NOTE: This post by Megan Ramey first appeared July 29 on Cancer Candor, a blog from Chris Hanson, President, American Cancer Society Cancer Action Network (ACS CAN). It appeared on the same day that the US Surgeon General released a call to action to prevent skin cancer in which he called the disease a major public health problem. “I wanted impress upon my readers why it is so important that our nation has an action plan for dealing with this devastating cancer by sharing Megan’s powerful story,” Mr. Hanson said.

My name is Megan Ramey and I was diagnosed with stage III melanoma in 2010, just weeks before my 21st birthday. With blonde hair, blue eyes and fair skin I am the walking definition of someone who should take extra precautions when it comes to UV exposure. Four years post diagnosis I look back on the choices I made and feel a large amount of regret for not being cautious enough. Melanoma is a unique cancer in that most cases directly results from our behavior. We can choose to protect ourselves in the sun and we can choose to stay away from tanning beds. I admit I did not take the risks seriously.

Growing up in Minnesota my family and I cherished our beautiful summers.  Whether we were at the lake or by my family pool we were outside from sun up to sun down. I used sunscreen here and there but not nearly enough to prevent several painful sunburns over the years. When I reached high school, I began using tanning beds before school dances, vacations and figure skating competitions. I thought that tanning beds were a safer way to obtain a tan.
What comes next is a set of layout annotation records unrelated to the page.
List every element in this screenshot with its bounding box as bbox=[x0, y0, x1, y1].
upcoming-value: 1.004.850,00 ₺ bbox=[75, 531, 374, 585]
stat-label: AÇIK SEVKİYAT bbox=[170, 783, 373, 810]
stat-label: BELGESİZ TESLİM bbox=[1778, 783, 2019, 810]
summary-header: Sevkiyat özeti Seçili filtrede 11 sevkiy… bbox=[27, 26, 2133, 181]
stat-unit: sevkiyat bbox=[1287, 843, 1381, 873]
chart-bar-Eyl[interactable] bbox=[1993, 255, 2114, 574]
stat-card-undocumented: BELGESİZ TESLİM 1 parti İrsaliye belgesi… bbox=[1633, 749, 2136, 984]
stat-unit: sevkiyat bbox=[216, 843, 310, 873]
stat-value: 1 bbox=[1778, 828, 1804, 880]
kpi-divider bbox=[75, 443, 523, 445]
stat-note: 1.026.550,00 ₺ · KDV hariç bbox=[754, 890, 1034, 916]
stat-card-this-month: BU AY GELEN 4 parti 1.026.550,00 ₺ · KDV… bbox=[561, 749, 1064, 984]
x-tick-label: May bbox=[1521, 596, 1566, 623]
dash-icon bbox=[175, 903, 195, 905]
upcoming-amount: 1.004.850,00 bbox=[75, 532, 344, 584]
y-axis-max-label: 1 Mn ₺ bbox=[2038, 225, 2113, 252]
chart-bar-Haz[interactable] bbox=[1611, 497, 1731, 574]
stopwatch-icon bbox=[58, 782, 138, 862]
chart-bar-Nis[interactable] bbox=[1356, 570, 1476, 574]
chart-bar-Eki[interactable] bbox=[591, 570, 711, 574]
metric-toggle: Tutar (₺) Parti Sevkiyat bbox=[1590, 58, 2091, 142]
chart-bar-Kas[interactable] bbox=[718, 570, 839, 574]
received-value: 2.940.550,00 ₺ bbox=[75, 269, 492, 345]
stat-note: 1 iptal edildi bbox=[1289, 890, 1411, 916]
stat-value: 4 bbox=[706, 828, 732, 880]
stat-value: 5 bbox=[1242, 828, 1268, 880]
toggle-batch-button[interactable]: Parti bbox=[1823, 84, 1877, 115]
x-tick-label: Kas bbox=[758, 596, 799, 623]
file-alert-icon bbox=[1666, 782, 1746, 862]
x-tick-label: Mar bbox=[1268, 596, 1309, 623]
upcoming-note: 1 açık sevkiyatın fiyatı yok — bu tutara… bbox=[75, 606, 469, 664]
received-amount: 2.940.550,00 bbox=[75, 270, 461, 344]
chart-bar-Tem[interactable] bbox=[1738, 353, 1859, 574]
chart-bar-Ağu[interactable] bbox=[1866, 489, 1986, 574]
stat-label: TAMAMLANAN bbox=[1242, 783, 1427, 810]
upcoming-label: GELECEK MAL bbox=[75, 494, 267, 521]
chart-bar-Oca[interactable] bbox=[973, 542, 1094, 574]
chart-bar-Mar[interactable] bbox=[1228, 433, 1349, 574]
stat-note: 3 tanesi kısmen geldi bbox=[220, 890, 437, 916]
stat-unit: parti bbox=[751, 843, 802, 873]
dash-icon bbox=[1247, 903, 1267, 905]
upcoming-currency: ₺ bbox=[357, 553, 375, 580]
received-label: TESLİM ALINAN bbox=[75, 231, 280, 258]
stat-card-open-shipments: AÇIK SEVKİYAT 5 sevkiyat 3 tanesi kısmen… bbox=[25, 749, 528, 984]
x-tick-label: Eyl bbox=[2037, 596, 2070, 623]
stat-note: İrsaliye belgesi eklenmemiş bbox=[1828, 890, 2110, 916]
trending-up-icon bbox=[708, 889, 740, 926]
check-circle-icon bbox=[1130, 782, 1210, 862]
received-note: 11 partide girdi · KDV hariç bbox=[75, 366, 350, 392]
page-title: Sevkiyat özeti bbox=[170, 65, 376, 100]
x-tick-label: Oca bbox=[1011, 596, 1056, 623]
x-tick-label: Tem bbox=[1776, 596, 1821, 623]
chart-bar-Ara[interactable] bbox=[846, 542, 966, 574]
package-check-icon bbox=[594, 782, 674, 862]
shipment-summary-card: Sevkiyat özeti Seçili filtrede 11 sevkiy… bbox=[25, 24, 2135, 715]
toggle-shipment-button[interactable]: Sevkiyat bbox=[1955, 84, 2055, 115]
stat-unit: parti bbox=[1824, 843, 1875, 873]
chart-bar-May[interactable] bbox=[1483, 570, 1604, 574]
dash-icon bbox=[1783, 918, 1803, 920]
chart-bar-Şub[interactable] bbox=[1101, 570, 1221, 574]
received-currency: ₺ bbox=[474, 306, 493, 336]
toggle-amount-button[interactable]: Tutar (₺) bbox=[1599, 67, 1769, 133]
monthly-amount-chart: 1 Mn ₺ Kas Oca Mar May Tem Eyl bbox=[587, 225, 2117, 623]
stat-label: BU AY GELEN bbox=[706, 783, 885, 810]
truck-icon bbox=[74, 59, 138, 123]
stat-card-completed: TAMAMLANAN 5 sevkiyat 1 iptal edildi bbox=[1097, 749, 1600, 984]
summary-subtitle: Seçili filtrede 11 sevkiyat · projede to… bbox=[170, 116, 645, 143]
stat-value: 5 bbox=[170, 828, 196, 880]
In college, going to the tanning salon was a common activity amongst my friends. Being tan was considered attractive.  Everyone was doing it. When you are young, you don’t think about the consequences of your actions and how they can impact your future. Had I been better educated about skin cancer (specifically melanoma) and taken the warnings seriously, my life could very well be entirely different from what is today.

When I was first diagnosed with melanoma, the summer between my junior and senior year of college became a whirlwind of scans, surgeries, oncology visits and one month of high dose immune building chemotherapy (interferon). Luckily all scans since my initial diagnosis have come back NED (or no evidence of disease), meaning I have no active cancer cells to worry about at the moment. Melanoma is tricky. Even if you are lucky enough to be labeled NED, it could reoccur at any moment. Knowing this, I made a choice to complete two years of low dose interferon in hopes that the medication will continue to help my immune system ward off active melanoma cells. Currently, I live my life in 6 month increments never knowing when the next scan will show trouble. A recurrence of melanoma is never far from my mind, and one of my biggest fears. My life at 25 is unlike anything that I could have imagined.

Melanoma awareness is an important part of my life. I am part of a local non-profit group called Melanoma Awareness Minnesota. This group is active in the community, participating in health fairs, expos and presenting to local high school students the dangers of melanoma. I recently had the opportunity to work with the ACS CAN here in Minnesota to pass the tanning legislation prohibiting minors from using commercial tanning beds. I enjoy sharing my story with anyone who will listen. When it comes to melanoma, education is key! Knowledge saves lives. The CDC and Surgeon General released today a call to action on skin cancer. Their support and assistance sends a strong message to the general public about just how dangerous and prevalent skin cancer can be. The numbers are staggering; millions of people every year are being diagnosed with melanoma. Something needs to change and I think this call to action is going to be a significant step in the right direction!

Megan Ramey is a courageous ACS CAN volunteer from Minnesota. At age 21, after several years of indoor tanning, Megan was diagnosed with melanoma, the deadliest form of skin cancer. Megan bravely shares her story with teens with the hope that they will avoid indoor tanning salons and protect their skin from ultraviolet (UV) exposure.